FINALLY, my book arrived. I’ve only had about an hour to look through, but I’m pleased with what I see so far. This is a comprehensive instructional guide with exercises. It covers slopers, pattern making, fitting, skirts, moulage, collars, sleeves, pants, bodices, the whole shebang! There’s a lot of math, but the explanations are simple and logical. I was afraid I’d regret spending the $55 for it sight unseen, but I think it was worth it. I can’t wait to begin working through it.
Building Patterns,the Architecture of Women’s Clothing
by Suzy Furrer
I looked at this gorgeous tooled red leather for a year before I had enough courage to cut it. I recycled 2 black leather skirts for the side panels and lined it with an upholstery scrap from my dining room.
It’s large enough for my MacBook, wallet, makeup and a change of shoes plus!
If you haven’t worked with leather, don’t be afraid; it’s very much like fabric when dealing with garment weights. See my earlier post for a few tips.
Now that I’m figuring out the pants fit, I find myself constantly thinking about how my body is different from the standards, how I can alter things to fit even better and ultimately, if I should learn to make my own patterns rather than start with commercial ones. Or maybe just a sloper.
I did some research for pattern drafting and altering books, on-line courses, videos and such and ended up ordering Building Patterns the Architecture of Women’s Clothing, by Suzy Furrer.
I’m anxiously awaiting its arrival.
I did browse through a number of others at Barnes & Noble on Sunday, but most of the tissue-fit pattern alteration things seemed to be geared for, er, larger, women and had a lot of extraneous stuff that I would never ( I hope) use.
In the mean time, the videos at this link were really helpful to me.
Don McCunn videos
Anybody out there have any experiences you could share?

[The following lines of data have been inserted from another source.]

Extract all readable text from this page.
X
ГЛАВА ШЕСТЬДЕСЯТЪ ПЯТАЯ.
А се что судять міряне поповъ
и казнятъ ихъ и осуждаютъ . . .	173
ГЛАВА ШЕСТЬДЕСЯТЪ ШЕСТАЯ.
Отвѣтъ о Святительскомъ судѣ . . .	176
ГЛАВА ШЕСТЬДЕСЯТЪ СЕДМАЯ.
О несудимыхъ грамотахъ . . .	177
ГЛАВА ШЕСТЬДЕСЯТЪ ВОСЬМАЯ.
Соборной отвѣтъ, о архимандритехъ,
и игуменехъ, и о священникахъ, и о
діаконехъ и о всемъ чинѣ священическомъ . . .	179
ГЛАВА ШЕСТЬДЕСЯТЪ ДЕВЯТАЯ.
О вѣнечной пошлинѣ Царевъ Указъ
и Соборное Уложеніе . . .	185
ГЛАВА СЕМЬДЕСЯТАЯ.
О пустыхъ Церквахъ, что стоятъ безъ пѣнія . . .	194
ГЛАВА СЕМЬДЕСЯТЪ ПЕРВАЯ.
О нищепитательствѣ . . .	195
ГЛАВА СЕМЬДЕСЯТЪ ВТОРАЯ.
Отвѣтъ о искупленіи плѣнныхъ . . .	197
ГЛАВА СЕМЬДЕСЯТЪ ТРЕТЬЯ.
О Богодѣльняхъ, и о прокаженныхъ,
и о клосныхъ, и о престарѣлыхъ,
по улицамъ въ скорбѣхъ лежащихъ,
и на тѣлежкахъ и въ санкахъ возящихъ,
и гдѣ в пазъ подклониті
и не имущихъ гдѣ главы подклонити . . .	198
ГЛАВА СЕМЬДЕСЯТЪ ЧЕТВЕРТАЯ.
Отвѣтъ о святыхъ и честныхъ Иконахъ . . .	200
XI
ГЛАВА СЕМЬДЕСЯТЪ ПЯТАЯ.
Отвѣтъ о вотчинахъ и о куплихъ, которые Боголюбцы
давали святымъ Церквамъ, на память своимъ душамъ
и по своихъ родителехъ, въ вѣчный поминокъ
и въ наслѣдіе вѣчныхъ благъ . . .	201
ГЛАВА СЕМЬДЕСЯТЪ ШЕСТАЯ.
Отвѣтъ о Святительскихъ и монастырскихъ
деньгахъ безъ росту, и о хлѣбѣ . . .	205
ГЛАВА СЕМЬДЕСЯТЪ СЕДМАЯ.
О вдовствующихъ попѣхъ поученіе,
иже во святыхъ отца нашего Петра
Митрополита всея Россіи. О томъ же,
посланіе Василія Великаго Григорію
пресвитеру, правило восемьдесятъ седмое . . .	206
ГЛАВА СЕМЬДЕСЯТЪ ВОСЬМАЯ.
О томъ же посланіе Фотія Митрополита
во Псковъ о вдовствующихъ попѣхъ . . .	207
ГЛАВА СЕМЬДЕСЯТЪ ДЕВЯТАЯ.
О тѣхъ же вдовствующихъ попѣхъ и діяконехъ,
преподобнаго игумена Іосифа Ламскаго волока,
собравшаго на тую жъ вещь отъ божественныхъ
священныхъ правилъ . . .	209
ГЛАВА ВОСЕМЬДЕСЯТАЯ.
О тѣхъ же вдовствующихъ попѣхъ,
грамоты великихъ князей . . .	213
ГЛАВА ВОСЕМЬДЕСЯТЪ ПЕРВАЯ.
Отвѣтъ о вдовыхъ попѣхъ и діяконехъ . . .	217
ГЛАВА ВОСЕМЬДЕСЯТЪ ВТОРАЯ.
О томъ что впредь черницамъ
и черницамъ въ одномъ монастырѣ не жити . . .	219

I’ve always been a lazy seamstress. I’d shift a seam here and there rather than take the time to learn how to fit a pattern properly. Things always ended up fitting well enough. Certainly as good as off the rack mall buys. But I’ve been bitten by a new bug and need to learn to make it fit really right. I have a very full bust and no behind to speak of, a short waist and hourglass measurements. Obviously not standard fare. So I bought a learn-to-fit pattern for a princess seamed top and saw how to adjust for a full bust. Piece of cake once you step through the six or so steps. Then yesterday I attempted the pants. I never ever ever can find pants that fit properly and decided I’d make myself the perfect jeans. I checked out a few websites… threadsmagazine.com is great… and went at it. After lengthening the waist-to-crotch an inch, I decided to cut the back leg seam a size (ish) smaller rather than adjust the pattern to shorten the back crotch seam for my non-existent butt. The results are the same. Alas, I also had to cut a size larger for the waist (seems I’ve thickened up a bit recently). Ladies, it was worth the prep time. I have the perfect pair of jeans. My new machine, Helga the Viking, sewed six or seven layers of denim like it was butter. I picked up a video on a really simple way to manage a fly front. I’ll never be afraid of them again. Here’s the link: easy fly front
No gaps, no sags, no pulling or creasing.
I am a happy girl.
I’d be happier if my son would not have insisted on taking these pics from close and above so that my legs look so short. I’m really 5’6″, not as squatty as I appear. Really. I mean it.